D’abord, une société nationale dite communément National Oil Company (NOC) qui agit pour le compte de son unique propriétaire : l’Etat, se doit de jouer son rôle pleinement. Celui de mobiliser, augmenter, valoriser les réserves, les conserver et tirer profit des ventes des hydrocarbures en optimisant les coûts de production, comme principal critère de performance.

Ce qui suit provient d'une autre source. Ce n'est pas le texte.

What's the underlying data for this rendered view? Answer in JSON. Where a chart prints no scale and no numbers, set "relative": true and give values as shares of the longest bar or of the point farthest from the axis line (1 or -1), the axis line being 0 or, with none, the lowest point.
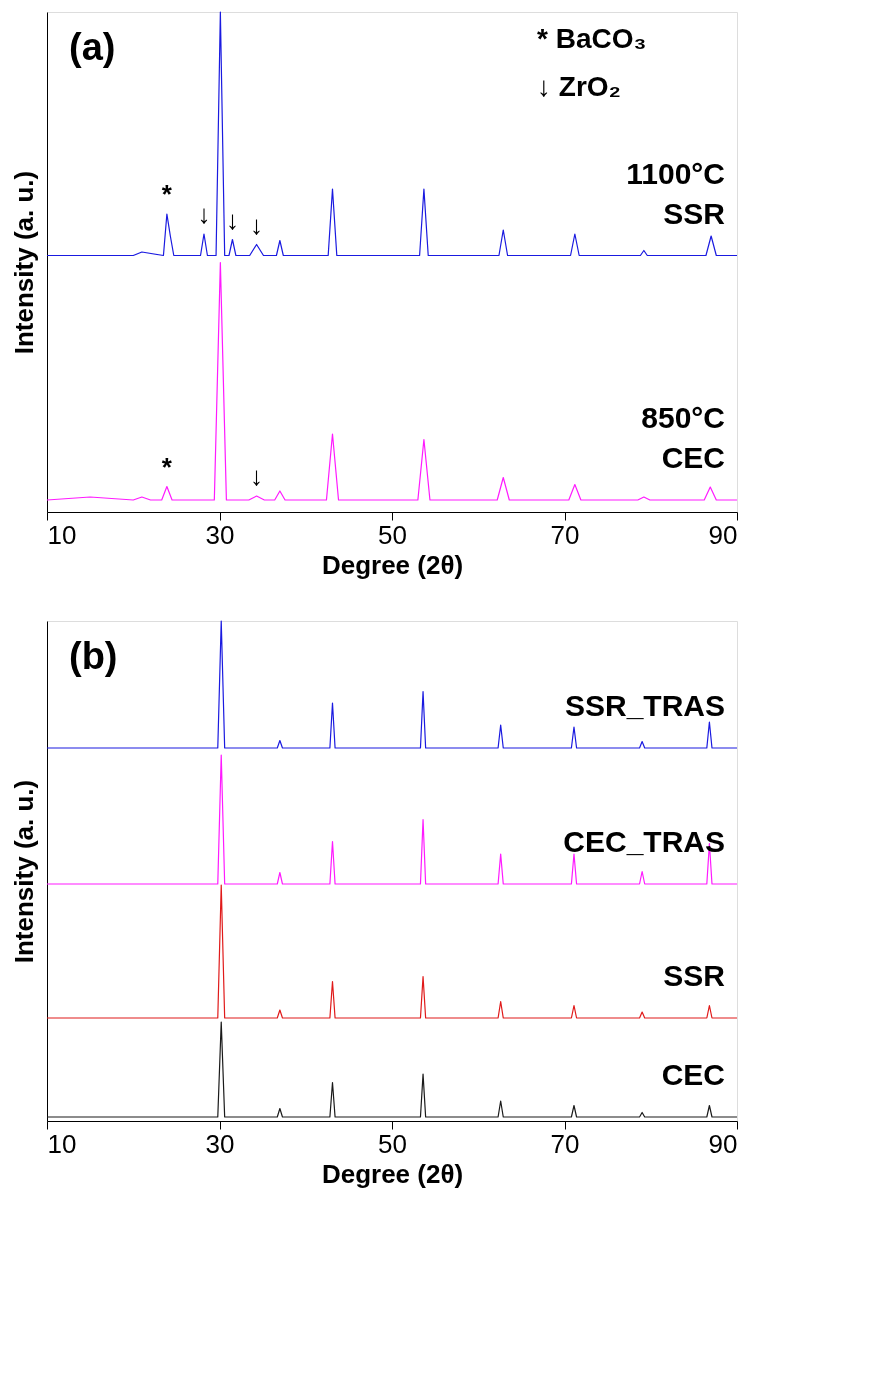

2- La première place du classement est très médiatisée mais rate le reste
Donc une première réponse à cette presse intéressée, si la revue Jeune Afrique a placé le groupe Sonatrach à la première place du palmarès des 500 entreprises africaines, ce n’est pas une surprise ni un effet remarquable et encore moins nouveau car c’est la place de Sonatrach en Afrique depuis que cette édition existe il y a plus de deux décennies, il s’agit d’une position naturelle de Sonatrach qui explore, développe et commercialise les hydrocarbures propriété de l‘Etat algérien propriétaire unique.
3- Pourquoi la seconde partie du classement est passée inaperçue ?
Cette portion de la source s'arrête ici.